Conversações em tempos de pandemia (Parte I)

PARTE I - 22 de abril de 2020
Vanessa Miranda
Como será que nós estamos nesse período? Eventualmente nos perguntamos e quase sempre respondemos que estamos bem, dando um jeito, encontrando formas de lidar com esse momento, buscando leituras, filmes, videochamadas, enfim, criando estratégias. Talvez como se fosse possível criar mundos e realidades semi-alternativas em que os impactos dessa quarentena não sejam sentidos e vividos com muita intensidade. Acredito que uma parte das pessoas está até conseguindo fazê-lo, principalmente aquelas que seguem trabalhando. Eu me questiono sobre as pausas da cotidianidade, sobre a liberdade de ir e vir, sobre a importância do se apresentar socialmente, sabe? Isso de se arrumar pra sair, ter que passar em dois, três lugares e resolver pequenas coisas para trabalhar ou para levar pra uma reunião social ou para organizar o trabalho. Essas coisas pequenas que tem feito falta. Uma reflexão sobre as faltas, sobre um certo saudosismo, sobre um cenário que não estamos podendo viver. O que será isso, afinal?
Mávila Andrade
Algo relacionado a rotina? A rotina nos organiza, faz com que as nossas ações tenham sentido e utilidade, talvez esse seja o motivo das pessoas que mantêm o trabalho em home office estarem conseguindo encontrar recursos para seguir. A manutenção das atividades consideradas “úteis” em uma sociedade capitalista nos oferta o sentimento de pertencimento e participação. Ao pararmos e nos encontrarmos em uma condição tão peculiar para quase todos nós, faz com que seja ainda mais pesaroso a não rotina, a não saída para o trabalho, a ida rápida ao mercado ou o passeio no shopping.
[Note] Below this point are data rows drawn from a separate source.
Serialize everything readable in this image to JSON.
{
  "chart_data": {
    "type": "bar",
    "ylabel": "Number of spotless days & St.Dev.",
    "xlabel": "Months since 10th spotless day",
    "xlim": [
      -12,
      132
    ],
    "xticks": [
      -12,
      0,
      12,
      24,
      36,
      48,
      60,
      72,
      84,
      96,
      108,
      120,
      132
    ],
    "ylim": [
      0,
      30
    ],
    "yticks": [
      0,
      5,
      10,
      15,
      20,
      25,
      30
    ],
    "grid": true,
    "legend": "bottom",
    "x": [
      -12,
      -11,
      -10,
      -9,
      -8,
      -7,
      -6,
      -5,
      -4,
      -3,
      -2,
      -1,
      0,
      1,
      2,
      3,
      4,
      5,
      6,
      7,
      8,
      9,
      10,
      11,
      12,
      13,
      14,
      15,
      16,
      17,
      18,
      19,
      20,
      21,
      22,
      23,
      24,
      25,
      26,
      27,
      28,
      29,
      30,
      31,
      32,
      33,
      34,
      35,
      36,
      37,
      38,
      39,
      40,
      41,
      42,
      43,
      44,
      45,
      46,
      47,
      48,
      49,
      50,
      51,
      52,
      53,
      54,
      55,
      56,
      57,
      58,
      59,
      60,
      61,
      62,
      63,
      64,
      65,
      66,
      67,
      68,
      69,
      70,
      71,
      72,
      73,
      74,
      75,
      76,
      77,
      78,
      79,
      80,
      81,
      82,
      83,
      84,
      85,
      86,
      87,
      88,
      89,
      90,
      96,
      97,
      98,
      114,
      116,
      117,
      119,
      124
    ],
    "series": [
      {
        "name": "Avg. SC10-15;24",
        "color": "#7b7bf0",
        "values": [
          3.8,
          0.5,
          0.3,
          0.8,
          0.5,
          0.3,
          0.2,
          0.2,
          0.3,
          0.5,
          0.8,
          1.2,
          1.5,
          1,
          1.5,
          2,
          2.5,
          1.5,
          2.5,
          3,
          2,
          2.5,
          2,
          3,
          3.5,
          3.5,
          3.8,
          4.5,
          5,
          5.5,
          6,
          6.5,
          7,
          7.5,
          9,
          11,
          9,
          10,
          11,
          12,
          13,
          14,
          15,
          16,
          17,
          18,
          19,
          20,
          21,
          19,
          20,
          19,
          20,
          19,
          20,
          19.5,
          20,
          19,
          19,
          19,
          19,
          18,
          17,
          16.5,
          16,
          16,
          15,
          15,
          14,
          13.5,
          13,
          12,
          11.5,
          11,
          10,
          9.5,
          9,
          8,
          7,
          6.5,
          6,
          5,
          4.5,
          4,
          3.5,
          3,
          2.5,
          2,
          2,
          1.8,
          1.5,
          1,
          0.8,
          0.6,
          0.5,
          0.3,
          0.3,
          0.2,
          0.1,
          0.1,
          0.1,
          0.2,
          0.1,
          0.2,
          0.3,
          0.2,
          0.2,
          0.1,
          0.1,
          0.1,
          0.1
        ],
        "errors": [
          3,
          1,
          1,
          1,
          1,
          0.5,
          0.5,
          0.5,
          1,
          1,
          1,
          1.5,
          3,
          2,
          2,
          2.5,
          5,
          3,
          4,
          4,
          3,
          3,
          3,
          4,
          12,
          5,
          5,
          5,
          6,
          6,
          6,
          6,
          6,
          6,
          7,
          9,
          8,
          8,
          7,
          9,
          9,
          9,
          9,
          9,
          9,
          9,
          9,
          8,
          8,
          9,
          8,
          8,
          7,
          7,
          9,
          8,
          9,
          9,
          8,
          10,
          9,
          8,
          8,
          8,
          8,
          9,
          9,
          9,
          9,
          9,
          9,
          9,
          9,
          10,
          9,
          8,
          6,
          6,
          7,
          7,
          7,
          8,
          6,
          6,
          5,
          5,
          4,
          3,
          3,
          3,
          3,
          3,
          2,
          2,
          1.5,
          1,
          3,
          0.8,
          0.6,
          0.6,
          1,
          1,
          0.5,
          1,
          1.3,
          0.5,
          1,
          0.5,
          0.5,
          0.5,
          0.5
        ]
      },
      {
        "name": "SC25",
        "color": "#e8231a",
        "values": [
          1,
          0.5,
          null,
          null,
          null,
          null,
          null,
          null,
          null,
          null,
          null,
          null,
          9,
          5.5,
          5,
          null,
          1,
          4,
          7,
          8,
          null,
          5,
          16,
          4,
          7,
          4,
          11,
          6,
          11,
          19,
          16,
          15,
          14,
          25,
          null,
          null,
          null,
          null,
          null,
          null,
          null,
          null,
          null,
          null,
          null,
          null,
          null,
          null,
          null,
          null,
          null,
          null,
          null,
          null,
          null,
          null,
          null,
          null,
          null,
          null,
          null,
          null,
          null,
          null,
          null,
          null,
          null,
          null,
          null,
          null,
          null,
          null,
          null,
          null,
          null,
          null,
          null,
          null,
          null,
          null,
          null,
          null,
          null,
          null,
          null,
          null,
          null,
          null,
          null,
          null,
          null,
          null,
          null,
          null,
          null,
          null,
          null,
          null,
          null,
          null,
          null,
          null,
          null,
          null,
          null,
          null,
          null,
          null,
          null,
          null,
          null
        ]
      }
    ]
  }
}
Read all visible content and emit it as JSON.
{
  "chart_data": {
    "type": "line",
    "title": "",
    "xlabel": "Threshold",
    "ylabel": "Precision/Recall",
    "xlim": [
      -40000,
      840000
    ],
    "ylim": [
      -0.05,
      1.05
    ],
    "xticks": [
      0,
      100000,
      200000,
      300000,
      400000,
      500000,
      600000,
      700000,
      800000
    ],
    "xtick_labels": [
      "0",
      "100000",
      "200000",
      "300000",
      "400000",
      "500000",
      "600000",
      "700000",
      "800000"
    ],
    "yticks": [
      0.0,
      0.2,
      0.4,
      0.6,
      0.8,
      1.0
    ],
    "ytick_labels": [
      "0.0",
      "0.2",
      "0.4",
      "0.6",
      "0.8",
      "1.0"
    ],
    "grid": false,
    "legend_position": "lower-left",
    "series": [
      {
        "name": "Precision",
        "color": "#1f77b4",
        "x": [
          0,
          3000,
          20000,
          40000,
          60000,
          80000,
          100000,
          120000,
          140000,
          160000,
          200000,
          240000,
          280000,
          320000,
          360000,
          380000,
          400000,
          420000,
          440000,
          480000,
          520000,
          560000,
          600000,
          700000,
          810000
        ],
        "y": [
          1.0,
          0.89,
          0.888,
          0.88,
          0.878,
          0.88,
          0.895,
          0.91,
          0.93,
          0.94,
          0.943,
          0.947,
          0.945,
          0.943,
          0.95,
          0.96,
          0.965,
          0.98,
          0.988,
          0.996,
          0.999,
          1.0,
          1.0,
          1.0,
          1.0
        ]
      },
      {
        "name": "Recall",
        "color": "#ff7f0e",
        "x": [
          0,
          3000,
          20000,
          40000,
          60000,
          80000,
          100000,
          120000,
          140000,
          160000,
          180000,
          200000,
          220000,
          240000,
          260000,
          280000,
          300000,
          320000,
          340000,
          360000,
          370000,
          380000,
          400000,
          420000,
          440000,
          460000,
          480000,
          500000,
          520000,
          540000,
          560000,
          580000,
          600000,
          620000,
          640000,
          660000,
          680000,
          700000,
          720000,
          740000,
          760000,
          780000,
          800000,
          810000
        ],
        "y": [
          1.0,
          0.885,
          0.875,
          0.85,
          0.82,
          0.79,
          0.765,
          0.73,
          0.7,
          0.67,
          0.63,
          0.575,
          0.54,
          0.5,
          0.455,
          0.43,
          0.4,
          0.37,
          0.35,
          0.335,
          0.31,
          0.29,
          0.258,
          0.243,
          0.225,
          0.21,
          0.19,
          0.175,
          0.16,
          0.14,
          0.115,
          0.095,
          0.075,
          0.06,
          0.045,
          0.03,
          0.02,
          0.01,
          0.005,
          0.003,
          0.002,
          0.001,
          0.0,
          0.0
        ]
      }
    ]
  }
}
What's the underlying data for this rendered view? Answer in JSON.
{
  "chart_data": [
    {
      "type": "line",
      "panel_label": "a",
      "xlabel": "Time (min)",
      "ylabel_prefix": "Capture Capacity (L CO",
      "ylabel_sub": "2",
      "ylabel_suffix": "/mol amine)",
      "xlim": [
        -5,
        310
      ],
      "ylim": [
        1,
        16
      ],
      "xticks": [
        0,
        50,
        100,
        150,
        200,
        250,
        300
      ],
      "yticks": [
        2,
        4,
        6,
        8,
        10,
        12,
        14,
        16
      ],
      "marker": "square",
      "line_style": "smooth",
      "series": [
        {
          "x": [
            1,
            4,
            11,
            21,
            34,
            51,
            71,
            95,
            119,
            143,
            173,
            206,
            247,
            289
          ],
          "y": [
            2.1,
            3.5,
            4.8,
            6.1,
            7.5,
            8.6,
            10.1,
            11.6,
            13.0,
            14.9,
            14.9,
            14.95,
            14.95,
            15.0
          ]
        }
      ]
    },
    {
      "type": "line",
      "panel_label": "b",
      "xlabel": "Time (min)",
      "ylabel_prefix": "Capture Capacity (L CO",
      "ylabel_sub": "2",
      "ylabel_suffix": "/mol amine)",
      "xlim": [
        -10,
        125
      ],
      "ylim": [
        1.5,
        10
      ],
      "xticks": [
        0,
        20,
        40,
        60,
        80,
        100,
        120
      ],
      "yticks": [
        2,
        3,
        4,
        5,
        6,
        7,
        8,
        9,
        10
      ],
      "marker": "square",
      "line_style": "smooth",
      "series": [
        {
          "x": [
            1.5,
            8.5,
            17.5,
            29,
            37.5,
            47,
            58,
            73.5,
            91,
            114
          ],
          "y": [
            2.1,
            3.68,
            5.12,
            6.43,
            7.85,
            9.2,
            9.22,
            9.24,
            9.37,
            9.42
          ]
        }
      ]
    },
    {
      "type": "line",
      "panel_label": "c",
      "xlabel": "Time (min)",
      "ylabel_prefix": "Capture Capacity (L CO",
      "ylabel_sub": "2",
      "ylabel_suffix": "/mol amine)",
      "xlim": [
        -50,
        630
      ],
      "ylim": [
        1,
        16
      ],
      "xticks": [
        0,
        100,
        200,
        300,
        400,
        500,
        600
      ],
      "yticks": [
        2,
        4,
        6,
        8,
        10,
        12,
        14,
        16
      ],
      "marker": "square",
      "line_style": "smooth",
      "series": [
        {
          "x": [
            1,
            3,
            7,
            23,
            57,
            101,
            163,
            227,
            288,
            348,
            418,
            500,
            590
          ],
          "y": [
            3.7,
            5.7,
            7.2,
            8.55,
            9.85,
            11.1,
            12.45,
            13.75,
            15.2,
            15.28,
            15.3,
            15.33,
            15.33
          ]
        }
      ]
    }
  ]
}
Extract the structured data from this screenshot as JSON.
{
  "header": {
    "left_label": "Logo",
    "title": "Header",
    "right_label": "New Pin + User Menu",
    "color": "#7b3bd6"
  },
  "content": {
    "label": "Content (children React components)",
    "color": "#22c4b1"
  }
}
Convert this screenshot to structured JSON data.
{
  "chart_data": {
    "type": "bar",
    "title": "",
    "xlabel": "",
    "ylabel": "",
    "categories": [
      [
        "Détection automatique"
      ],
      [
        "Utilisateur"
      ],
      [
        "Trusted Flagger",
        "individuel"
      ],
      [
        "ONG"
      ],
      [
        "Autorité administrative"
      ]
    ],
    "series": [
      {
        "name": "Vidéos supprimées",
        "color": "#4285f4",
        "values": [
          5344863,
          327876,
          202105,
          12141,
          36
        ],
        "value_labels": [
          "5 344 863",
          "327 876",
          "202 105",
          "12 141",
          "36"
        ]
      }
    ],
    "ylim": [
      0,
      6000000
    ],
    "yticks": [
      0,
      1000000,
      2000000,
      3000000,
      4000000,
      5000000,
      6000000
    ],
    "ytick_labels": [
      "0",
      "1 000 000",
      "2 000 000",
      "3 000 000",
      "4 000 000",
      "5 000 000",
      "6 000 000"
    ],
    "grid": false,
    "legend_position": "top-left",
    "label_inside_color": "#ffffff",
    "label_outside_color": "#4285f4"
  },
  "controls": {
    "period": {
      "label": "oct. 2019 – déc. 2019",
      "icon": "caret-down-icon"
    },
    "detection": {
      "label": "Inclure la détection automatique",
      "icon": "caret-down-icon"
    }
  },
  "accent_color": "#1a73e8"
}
Agora estamos sendo convidados a viver o(s) silêncio(s), o silêncio das grandes avenidas sem os sons dos carros, o silêncio da não interação com o outro, o silêncio das certezas e, o que talvez será a nossa bóia de salvação diante de tantas mudanças, o nosso silêncio. Entendo que o nosso silêncio permitirá a reflexão e a revisão, nele emergiremos em diálogos internos com nós mesmos, tentando construir as nossas versões preferidas, tentando compreender o impacto dessa pandemia nas nossas vidas, na vida de quem está próximo a nós, da nossa comunidade e do mundo.
Viviane Resende
Quando escuto o meu silêncio, me conecto com muitos diálogos. Essa semana, em um atendimento, um paciente contou que, após desligar a videochamada com os amigos, sentiu uma sensação de vazio. Mas vazio de que? Depois de pensar um pouco, ele disse: “de pessoas”. Vazio de poder tocá-las, abraçá-las, olhar nos olhos sem uma tela intermediando. “Não é exatamente saudade, sabe?”, ele disse, mas faltam os aspectos da interação física. É isso, faltam pessoas. Pessoas conhecidas ou não. Faltam as trocas de bom dia nos elevadores, faltam as conversas nos corredores e recepções. Faltam aqueles diálogos tão “supérfluos” (seriam eles tão supérfluos assim?) sobre o clima, de como Salvador é assim tão imprevisível. Ah, mas o imprevisível… esse sim ainda se faz presente.
Fernanda Alves
Pois então, venho pensando como pra mim, se representa o imprevisível. Entendo que o convite do tempo que criamos para manter o pseudo-controle do nosso cotidiano é descartável quando opero no instante. No aqui e agora a discussão sobre previsibilidade se esvai. E vivendo no agora o chamado é para reverenciar o que nos conecta uns com os outros, ao que é imprescindível: a presença. Estamos descobrindo as virtudes da virtualidade ao mesmo instante que mantemos a sensibilidade do contato físico, do toque ou do simples gesto de cumprimentar com um “olá”, o que gera, no mínimo, sentimentos de ambivalências que provocam sensações difíceis de nomear. O que é mesmo que se passa? Vai passar? E o que virá? Não sabemos, são muitos questionamentos, mas com cada nascer do sol, surgem brilhos que mantém aceso nossos feixes de esperança para um novo amanhã.